|
Posted by RedGrittyBrick on February 28, 2008, 4:47 am
Please log in for more thread options maria wrote:
> On Wed, 27 Feb 2008 22:45:02 -0500, "John W. Kennedy"
>
>> maria wrote:
>>> I am using a CGI program to read XML files and extract their various
>>> items. Somehow, my program converts the apostrophe "’" to ...
>>> "\â\€\™". How do I program my CGI program to convert "’" to
>>> an apostrophe, "'"? Is there a little CGI code that will convert
>>> all these different strings (including dagger, ellipsis,
>>> euro symbol, double quote, etc.) to their ASCII equivalents?
>>> Thank you very much.
>>>
>>> maria
>> You have a serious misunderstanding that is much too complicated to
>> explain here. Learn about Unicode.
>
> The whole modern world is filled with people who feel compelled to
> respond to other people's messages when they have absolutely nothing
> to say.
>
Oh dear. Replying to percieved rudeness with more rudeness just puts off
potential helpers.
John's reply *did* contain something useful to you.

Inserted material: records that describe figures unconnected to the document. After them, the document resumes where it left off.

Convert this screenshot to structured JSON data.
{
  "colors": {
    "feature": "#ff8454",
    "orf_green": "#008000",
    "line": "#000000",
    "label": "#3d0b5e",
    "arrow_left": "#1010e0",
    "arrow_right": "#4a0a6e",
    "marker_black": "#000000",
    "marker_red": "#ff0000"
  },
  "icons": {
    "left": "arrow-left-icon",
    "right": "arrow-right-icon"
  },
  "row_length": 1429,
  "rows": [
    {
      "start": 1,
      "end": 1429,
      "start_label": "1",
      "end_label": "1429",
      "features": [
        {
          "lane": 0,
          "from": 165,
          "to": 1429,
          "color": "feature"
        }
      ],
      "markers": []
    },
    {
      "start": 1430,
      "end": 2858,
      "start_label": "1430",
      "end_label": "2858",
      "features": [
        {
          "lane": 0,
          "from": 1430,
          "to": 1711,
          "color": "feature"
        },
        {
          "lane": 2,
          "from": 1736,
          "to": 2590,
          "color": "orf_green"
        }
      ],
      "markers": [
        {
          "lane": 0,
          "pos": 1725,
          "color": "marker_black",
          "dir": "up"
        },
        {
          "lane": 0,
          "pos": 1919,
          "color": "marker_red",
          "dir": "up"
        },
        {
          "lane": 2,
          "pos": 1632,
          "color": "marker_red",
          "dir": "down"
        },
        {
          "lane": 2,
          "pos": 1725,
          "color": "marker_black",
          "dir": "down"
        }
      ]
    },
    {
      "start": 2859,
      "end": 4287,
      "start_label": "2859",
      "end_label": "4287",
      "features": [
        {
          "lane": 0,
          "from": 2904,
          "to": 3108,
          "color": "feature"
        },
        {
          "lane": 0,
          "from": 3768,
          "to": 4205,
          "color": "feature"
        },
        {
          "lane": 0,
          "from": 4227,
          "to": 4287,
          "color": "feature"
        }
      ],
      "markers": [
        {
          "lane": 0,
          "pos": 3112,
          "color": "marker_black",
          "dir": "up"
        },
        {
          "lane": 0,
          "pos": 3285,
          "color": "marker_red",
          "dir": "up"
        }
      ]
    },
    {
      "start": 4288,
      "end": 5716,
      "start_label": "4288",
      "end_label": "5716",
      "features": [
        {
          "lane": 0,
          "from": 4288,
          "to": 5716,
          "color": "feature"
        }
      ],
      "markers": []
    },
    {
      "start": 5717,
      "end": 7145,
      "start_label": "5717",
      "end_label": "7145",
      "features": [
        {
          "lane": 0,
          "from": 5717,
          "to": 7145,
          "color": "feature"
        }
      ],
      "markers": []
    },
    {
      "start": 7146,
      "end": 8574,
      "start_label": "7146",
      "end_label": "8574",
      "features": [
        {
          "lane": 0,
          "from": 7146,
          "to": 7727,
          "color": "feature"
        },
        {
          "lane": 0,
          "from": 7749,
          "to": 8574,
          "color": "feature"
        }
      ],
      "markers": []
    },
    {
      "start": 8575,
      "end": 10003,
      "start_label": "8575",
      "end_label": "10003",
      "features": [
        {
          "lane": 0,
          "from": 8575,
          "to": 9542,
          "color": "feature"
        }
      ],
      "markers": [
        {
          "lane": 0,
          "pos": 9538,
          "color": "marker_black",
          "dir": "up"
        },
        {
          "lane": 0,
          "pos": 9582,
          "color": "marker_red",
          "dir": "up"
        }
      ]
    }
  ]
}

AIUI John is pointing out that "\â\€\™" is your Unicode apostrophe
encoded in UTF-8 but displayed using an incorrect encoding such as Latin-1.
Unicode code-point u2019 is represented in UTF8 as the byte sequence e2
80 99 (shown here in hexadecimal), that same byte sequence, when
interpreted as Latin-1 is the three characters ’ (a acute, euro,
trademark).
You can learn more about Perl's handling of unicode by typing the
command `perldoc perlunicode`
It's a while since I've read the posting guidelines for this newsgroup
but I'm pretty sure they suggest you include a short example program
that demonstrates your problem. That would make it easier for people to
help you identify what you are doing wrong.
|